Many of the nation’s performing arts companies alongside resident company Riverside|National Theatre of Parramatta (NTofP) and international touring productions, have been programmed in the line-up of 20 diverse and entertaining productions for 2017.
“Every great city has a great theatre. As Parramatta grows to take its place as a global city, Riverside Theatres’ 2017 program of sophisticated, diverse and virtuosic performing arts from around the world reflects the city’s vibrancy,” says Program manager for Riverside Theatres, Michelle Kotevski.
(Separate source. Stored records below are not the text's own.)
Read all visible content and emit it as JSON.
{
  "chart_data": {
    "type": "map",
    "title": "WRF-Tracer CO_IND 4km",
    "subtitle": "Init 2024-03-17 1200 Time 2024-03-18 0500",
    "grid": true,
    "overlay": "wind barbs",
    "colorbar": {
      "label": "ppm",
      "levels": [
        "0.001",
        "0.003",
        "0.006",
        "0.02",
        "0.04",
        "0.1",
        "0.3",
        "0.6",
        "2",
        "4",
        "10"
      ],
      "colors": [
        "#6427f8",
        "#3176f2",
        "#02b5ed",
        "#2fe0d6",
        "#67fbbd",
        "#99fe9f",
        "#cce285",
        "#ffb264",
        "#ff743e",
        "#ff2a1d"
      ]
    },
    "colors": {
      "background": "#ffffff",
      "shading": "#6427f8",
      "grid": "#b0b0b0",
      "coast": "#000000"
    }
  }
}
The program features contemporary and classic works from major performing arts companies including Melbourne Theatre Company (What Rhymes With Cars and Girls), Sydney Dance Company (Frame of Mind), Queensland Theatre (Grin and Tonic Theatre Troupe’s The 7 Stages of Grieving), Belvoir (Mark Colvin’s Kidney), The Australian Ballet (Giselle) and Sydney Theatre Company (The Wharf Revue).
Kicking off during the Sydney Festival in January, Riverside Theatres will co-present two productions – Hakawati from NTofP and Kaleidoscope from Company 2. Inspired by the ancient Arabic tradition of storytelling and breaking bread, Hakawati will celebrate food, music and the telling of tales; while Kaleidoscope will invite audiences to view life through the eyes of a young man with Asperger Syndrome in a joyous, poetic circus experience.
For the very first time, Riverside welcomes Melbourne Theatre Company for an exclusive Sydney season of the contemporary Australian love story, What Rhymes with Cars and Girls, based on the iconic album of the same name from You Am I frontman Tim Rogers. Performed with a live band led by Rogers, this intimate musical sees two lovers brought together by a conjunction of the stars and a pizza delivery gone weird.
In March, Satu Bulan Theatre Company and Performing Lines will present the Australian-Indonesian play, The Age of Bones by Darwin’s award-winning playwright Sandra Thibodeaux. Set in a magical world under the ocean, this fantastical piece is realised through a combination of shadow puppets, video and music.
Throughout 2017, NTofP will present three world-premieres including David Williams’ Smurf in Wanderland co-produced with Griffin Theatre Company, and two adaptations of Australian literature, The Incredible Here and Now by Parramatta writer Felicity Castagna, and The Red Tree by Shaun Tan and adapted by Hilary Bell.
In June Queensland Theatre and Grin and Tonic Theatre Group present an enduring masterwork of Australian Indigenous theatre, The 7 Stages of Grieving. Penned 20 years ago by today’s Sydney Festival Director, Wesley Enoch along with acclaimed actor Deborah Mailman, this new production stars Western Sydney actor Chenoa Deemal and is described as funny, devastatingly sad, politically relevant and culturally profound.
Making a welcome return to Riverside will be two of Australia’s most celebrated dance companies – Sydney Dance Company with a powerful double bill, Frame of Mind by Artistic Director Rafael Bonachela and Wildebeest by recipient of the prestigious 2016 Tanja Liedtke Fellowship, Gabrielle Nankivell. Plus, the Australian Dance Theatre’s Be Your Self (Redux) choreographed by Artistic Director Garry Stewart explores the fundamental question about ‘self’ using the body as the focus.
Rounding out the stellar program will be two classic stories including a new adaption of the Gothic horror story Dracula from shake & stir Theatre Co; and Katherine Thomson’s Diving for Pearls, produced by Griffin Theatre Company and starring Helpmann Award-winning actor, Ursula Yovich.